Find Continuity of f_α Along Negative X-Axis

[Samuelb88]

Homework Statement

Find a branch of $w=z^{1/2}$ which is continuous along the negative x-axis.

The Attempt at a Solution

The book proves that the principle square root function $|z|^{1/2} \big( \cos(\theta/2) + i \sin(\theta/2) \big)$, where $-\pi < \theta \leq \pi$ is discontinuous along the negative x-axis.

I've defined a new branch of the square root function $f_\alpha (z) = |z|^{1/2} \big( \cos(\theta/2) + i\sin(\theta/2) \big)$, where $\alpha < \theta \leq \alpha + 2\pi$. I know the principle square root function is discontinuous along the negative x-axis because the limit as the principle square root function is path dependent as $(r,\theta)$ approaches an arbitrary negative number $r_0 e^{i \theta_0}$. What's the best way to proceed from here? Should I choose an $\alpha$ such that $f_\alpha$ can only approach the negative x-axis one way?

 

[Dick]

Homework Statement

Find a branch of $w=z^{1/2}$ which is continuous along the negative x-axis.

The Attempt at a Solution

The book proves that the principle square root function $|z|^{1/2} \big( \cos(\theta/2) + i \sin(\theta/2) \big)$, where $-\pi < \theta \leq \pi$ is discontinuous along the negative x-axis.

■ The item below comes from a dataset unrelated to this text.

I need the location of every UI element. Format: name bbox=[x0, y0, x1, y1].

I've defined a new branch of the square root function $f_\alpha (z) = |z|^{1/2} \big( \cos(\theta/2) + i\sin(\theta/2) \big)$, where $\alpha < \theta \leq \alpha + 2\pi$. I know the principle square root function is discontinuous along the negative x-axis because the limit as the principle square root function is path dependent as $(r,\theta)$ approaches an arbitrary negative number $r_0 e^{i \theta_0}$. What's the best way to proceed from here? Should I choose an $\alpha$ such that $f_\alpha$ can only approach the negative x-axis one way?

There's a lot of choices for alpha. Why not pick alpha=0? Where is the discontinuity now?

 

[Samuelb88]

Along the positive x-axis. I understand how I should approach the problem now. Nonetheless, thank you for your help! My book hid the fact that branches are discontinuous along their branch cuts at the end of an example.